Les géants pharmaceutiques ont rejeté un plan de l’UE pour effectuer des vaccins plus rapides contre les coronavirus: pourquoi?

Selon The Guardian, les plus grands groupes pharmaceutiques du monde ont rejeté en 2017 une proposition de l’Union européenne visant à accélérer le processus d’élaboration des vaccins. Celle-ci impliquait notamment de travailler sur des agents pathogènes semblables au covid-19, afin d’empêcher leur développement avant une épidémie.

C’est une révélation qui fait tâche en pleine pandémie. Alors que le coronavirus a infecté plus de 5,4 millions de personnes à ce jour, il semblerait que les choses auraient pu se passer autrement si une décision avait été prise il y a trois ans.

En 2017, les représentants de la Commission européenne qui siègent au sein de l’Initiative en matière de médicaments innovants (IMI) proposent un plan pour accélérer le développement et l’approbation des vaccins. Un plan rejeté par les partenaires industriels de l’organisme, soit les plus grandes entreprises pharmaceutiques au monde.

La Commission avançait pourtant que celui-ci pouvait ‘faciliter le développement et l’approbation réglementaire de vaccins contre les agents pathogènes prioritaires, dans la mesure du possible avant qu’une épidémie réelle ne se produise’. Mais un tel cas de figure ne semblait pas être la priorité des membres de l’IMI à l’époque.

GSK, Pfizer, Novartis

Ces révélations ont été publiées dans un rapport du Corporate Observatory Europe (COE), un centre de recherche basé à Bruxelles qui examine les décisions prises par l’IMI. Celle-ci dispose d’un budget de 5 milliards d’euros constitué de fonds de l’UE et de contributions en nature d’organismes privés et autres. Parmi les membres du conseil d’administration de l’IMI, on retrouve notamment GlaxoSmithKline (GSK), Novartis, Pfizer, Lilly et Johnson & Johnson.

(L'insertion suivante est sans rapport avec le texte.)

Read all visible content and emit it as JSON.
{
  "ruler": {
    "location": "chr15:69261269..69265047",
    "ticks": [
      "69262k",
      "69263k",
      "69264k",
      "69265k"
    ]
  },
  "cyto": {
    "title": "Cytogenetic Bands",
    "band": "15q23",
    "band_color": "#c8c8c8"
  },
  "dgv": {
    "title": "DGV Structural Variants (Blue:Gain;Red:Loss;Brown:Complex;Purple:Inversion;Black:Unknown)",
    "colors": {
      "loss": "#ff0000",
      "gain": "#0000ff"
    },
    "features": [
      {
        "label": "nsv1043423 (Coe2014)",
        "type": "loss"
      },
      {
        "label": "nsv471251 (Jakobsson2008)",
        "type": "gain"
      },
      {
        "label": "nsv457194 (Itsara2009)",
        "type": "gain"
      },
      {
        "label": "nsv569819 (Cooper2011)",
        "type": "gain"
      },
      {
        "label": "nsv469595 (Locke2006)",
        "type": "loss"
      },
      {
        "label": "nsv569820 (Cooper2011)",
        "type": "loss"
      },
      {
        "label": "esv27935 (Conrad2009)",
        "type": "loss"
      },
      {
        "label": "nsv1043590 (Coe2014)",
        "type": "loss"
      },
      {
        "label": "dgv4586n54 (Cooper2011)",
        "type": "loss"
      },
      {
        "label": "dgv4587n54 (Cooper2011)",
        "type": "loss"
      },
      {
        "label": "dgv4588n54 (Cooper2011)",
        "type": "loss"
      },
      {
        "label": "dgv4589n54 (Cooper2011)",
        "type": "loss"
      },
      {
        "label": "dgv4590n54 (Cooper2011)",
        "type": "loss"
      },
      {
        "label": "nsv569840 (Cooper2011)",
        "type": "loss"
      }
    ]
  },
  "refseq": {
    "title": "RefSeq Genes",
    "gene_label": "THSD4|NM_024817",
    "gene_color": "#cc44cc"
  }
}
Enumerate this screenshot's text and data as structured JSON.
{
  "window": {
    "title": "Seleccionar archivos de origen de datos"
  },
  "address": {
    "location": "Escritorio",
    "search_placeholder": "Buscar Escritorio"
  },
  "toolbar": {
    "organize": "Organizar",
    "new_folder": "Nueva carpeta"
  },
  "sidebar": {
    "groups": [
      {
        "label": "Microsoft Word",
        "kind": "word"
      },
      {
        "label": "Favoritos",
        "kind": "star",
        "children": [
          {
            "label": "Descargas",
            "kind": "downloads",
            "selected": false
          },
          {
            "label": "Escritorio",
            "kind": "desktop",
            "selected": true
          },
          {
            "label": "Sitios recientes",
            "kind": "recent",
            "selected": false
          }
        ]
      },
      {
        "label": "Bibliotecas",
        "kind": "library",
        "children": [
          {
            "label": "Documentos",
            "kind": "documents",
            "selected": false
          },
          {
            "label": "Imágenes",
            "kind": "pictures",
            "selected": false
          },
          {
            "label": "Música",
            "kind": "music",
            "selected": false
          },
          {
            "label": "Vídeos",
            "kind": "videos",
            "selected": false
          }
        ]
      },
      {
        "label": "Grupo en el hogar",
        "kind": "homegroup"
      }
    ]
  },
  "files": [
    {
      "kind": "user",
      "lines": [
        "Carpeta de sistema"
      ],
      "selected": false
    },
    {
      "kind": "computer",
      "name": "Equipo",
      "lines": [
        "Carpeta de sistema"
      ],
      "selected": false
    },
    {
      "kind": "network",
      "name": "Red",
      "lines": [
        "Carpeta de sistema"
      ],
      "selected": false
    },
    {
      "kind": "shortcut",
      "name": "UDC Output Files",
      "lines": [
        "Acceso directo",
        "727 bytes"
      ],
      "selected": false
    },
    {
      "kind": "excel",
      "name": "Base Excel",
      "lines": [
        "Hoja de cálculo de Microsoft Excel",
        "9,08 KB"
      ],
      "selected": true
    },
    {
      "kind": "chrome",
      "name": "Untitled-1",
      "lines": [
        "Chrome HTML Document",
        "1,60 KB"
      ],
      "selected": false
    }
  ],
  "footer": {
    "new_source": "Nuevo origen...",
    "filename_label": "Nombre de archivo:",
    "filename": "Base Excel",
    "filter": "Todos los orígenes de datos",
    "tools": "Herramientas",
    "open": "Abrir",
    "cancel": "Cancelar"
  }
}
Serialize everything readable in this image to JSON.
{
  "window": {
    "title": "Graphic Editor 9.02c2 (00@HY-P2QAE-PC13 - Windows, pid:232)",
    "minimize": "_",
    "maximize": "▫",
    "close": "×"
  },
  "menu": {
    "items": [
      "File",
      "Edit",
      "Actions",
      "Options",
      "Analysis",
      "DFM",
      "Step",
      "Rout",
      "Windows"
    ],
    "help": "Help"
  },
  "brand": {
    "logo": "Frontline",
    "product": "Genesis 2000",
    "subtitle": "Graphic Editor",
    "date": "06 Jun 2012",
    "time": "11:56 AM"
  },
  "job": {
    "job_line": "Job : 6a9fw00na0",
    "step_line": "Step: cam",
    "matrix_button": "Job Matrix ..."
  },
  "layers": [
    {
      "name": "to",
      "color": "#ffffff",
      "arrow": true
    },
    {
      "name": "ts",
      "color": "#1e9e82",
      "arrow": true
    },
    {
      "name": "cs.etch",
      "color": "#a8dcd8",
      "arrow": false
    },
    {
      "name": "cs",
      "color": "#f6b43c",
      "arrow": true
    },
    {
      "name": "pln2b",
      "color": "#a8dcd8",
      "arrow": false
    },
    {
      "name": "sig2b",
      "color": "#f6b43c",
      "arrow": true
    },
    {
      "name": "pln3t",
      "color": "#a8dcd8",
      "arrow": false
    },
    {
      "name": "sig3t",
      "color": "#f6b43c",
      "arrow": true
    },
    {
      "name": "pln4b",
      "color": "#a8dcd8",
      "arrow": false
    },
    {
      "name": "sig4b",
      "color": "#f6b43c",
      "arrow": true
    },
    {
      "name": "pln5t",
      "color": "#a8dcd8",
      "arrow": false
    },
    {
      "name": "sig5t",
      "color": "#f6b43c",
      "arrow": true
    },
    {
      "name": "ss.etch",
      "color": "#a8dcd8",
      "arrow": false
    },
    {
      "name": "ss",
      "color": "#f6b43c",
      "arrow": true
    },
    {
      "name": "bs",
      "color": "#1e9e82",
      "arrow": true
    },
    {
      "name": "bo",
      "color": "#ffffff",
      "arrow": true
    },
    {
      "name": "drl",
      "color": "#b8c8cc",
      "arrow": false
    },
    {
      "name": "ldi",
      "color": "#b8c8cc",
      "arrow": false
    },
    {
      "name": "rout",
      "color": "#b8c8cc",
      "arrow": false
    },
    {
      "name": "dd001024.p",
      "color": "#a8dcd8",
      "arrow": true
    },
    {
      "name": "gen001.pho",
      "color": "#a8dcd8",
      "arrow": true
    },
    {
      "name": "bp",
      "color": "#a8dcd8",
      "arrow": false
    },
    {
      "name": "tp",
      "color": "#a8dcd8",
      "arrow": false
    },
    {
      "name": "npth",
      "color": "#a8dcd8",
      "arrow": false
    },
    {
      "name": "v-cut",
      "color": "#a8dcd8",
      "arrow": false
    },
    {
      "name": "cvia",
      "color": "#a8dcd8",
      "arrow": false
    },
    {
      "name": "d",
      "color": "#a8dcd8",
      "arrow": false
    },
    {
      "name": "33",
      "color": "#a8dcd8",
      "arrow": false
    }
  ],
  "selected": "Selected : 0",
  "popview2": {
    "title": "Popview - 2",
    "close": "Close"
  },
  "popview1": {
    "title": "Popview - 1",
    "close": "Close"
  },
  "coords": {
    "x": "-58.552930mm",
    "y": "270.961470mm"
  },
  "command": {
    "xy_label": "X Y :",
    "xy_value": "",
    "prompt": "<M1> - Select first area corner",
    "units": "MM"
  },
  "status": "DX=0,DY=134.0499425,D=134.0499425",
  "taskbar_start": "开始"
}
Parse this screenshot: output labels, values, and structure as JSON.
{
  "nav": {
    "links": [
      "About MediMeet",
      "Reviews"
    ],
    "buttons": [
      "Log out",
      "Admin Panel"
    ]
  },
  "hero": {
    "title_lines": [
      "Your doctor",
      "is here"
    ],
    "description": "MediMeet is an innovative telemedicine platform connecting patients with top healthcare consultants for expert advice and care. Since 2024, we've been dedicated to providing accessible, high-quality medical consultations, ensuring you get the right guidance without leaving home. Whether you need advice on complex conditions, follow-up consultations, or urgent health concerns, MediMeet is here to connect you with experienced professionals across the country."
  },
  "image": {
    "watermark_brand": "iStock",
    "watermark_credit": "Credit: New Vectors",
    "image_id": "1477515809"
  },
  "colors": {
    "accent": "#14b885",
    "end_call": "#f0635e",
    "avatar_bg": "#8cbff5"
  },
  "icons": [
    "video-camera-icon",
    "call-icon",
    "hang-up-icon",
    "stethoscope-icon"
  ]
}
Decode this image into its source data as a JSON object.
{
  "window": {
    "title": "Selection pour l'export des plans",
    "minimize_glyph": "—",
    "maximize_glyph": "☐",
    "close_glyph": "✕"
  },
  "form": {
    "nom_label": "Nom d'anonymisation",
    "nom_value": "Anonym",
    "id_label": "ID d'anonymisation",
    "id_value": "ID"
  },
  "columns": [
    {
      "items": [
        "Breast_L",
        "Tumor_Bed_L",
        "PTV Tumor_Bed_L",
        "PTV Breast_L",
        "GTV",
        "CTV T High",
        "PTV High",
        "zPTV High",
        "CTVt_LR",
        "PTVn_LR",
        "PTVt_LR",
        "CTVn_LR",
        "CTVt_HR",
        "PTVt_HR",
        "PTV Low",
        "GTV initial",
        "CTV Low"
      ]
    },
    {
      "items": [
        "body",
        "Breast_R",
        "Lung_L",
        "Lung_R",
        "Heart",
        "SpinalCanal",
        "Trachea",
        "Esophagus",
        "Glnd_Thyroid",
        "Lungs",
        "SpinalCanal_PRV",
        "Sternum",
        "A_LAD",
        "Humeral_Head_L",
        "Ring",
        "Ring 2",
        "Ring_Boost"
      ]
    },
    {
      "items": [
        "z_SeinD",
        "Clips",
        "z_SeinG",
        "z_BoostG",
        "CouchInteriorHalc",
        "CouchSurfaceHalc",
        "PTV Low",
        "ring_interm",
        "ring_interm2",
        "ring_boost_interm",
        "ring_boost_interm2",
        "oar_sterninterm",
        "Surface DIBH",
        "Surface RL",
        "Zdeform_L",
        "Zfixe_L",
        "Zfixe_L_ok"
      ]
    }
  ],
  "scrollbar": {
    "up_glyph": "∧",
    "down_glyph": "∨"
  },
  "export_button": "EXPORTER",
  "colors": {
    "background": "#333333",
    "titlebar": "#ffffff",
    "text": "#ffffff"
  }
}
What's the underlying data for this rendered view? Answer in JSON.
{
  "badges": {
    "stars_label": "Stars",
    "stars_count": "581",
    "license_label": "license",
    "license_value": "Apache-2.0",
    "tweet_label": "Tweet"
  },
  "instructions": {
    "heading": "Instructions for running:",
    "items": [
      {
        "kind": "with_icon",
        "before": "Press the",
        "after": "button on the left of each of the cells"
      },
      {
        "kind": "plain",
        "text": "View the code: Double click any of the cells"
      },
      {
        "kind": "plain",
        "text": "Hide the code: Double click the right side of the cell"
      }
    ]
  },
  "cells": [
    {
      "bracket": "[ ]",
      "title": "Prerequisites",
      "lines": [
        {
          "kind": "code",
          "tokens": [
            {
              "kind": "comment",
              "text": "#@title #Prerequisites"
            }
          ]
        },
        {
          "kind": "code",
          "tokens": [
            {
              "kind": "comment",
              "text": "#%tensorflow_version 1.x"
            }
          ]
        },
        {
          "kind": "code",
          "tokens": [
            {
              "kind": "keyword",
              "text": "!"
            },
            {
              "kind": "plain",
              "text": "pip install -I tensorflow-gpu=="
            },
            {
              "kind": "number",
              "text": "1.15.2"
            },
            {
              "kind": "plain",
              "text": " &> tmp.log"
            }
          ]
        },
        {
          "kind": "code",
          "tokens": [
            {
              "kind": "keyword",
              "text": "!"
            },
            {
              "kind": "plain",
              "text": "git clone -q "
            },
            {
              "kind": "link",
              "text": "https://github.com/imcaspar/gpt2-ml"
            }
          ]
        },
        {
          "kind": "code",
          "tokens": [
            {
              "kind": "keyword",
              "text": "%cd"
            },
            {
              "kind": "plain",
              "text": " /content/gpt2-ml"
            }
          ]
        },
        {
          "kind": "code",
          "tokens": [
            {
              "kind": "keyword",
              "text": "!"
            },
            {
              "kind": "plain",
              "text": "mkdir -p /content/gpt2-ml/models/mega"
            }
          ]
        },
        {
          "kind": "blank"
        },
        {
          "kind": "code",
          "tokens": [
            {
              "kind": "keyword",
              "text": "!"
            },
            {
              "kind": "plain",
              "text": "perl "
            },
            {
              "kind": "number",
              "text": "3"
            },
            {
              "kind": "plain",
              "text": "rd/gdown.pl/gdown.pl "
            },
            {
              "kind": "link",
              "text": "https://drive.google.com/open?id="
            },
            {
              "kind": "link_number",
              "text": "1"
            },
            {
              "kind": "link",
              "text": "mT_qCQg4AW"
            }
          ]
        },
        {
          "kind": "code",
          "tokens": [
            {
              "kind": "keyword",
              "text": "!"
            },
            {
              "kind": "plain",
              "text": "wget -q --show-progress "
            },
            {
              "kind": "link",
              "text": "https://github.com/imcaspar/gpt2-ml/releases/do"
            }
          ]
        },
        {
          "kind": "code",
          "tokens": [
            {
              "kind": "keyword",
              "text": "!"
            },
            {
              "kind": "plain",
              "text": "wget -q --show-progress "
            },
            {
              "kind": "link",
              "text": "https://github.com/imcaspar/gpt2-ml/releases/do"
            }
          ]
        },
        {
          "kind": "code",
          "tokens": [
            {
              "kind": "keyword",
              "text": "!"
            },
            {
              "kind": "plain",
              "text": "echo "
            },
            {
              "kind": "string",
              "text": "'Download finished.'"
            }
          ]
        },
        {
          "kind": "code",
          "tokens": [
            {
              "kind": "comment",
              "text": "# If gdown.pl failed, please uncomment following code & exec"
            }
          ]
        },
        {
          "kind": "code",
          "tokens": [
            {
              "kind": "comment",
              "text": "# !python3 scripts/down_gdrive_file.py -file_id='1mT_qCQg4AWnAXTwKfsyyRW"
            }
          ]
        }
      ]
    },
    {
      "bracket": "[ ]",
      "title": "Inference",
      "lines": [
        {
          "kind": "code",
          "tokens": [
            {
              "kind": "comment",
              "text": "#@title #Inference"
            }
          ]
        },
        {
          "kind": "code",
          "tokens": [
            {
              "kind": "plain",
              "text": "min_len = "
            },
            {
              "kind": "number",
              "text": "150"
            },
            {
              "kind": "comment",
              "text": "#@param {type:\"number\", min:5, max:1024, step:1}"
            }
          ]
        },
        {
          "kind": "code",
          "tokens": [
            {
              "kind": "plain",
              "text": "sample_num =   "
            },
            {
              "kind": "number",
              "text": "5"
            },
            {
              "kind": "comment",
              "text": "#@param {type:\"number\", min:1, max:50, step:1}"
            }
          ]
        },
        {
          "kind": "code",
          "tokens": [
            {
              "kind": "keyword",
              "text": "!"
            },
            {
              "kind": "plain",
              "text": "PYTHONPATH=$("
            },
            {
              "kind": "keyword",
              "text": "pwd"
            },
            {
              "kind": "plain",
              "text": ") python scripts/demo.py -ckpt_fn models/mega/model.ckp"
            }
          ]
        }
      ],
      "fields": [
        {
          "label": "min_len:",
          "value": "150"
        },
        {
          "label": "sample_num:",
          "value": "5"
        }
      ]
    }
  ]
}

Ce rapport ne va pas arranger le cas de l’industrie pharmaceutique. Si elle se rue désormais à toute vitesse pour trouver un vaccin, elle est aussi sous le feu des critiques ces dernières semaines pour ne pas avoir priorisé les traitements aux maladies infectieuses, moins rentables que ceux pour les maladies chroniques. En témoignent les chiffres: sur les 400 nouveaux projets menés l’année dernière par les 20 plus grandes entreprises du secteur, la moitié portaient sur le traitement du cancer, contre 65 ‘seulement’ sur les maladies infectieuses.

Selon le rapport du COE, plutôt que de ‘compenser les défaillances du marché’ en se concentrant sur des médicaments innovants, l’IMI s’est davantage centrée sur les priorités du marché sans changer ses habitudes.

‘D’autres priorités’

Outre le rejet de cette proposition, il ressort que l’IMI a décidé de ne pas financer de projets avec la Coalition pour les Innovations en matière de Préparation aux Épidémies, une fondation qui cherche à lutter contre les maladies ‘prioritaires’ telles que le MERS (Moyen Orient, 2012) et le SARS (Chine, 2002) , deux autres coronavirus.

Pour sa défense, une porte-parole de l’IMI a déclaré que les maladies infectieuses et les vaccins étaient en concurrence avec d’autres priorités au moment de la proposition en 2017, telles que la recherche sur la tuberculose, les maladies auto-immunes et la santé numérique.

Elle a cependant affirmé qu’elles ont été une priorité ‘dès le début’, soulignant un projet de 20 millions d’euros nommé ‘Zapi’, lancé en 2015 à la suite de la pandémie d’Ebola. Et en janvier, alors que le covid-19 apparaissait, l’IMI a lancé un financement pour les ‘innovations visant à accélérer le développement et la fabrication de vaccins’. Un autre porte-parole a aussi indiqué qu’environ un tiers du budget de l’IMI était consacré aux maladies infectieuses, y compris la résistance antimicrobienne, les vaccins, le virus Ebola et la tuberculose.

‘Le rapport semble suggérer que l’IMI a échoué dans sa mission de protection du citoyen européen en laissant passer une occasion de préparer la société à l’actuelle pandémie de Covid’, a déclaré la porte-parole.

‘Cela est trompeur à deux égards: la recherche proposée par la Commission était de faible envergure et se concentrait sur la révision des modèles animaux et le développement de modèles informatiques pour mieux définir/anticiper le type et le niveau de la réponse immunitaire déclenchée chez les animaux et les humains.’

Le COE indique que la domination du marché par l’IMI a créé d’importantes lacunes pour le financement de la recherche sur les maladies prioritaires épinglées par l’OMS. Maladies pour lesquelles il n’existe actuellement aucun traitement efficace ou adéquat.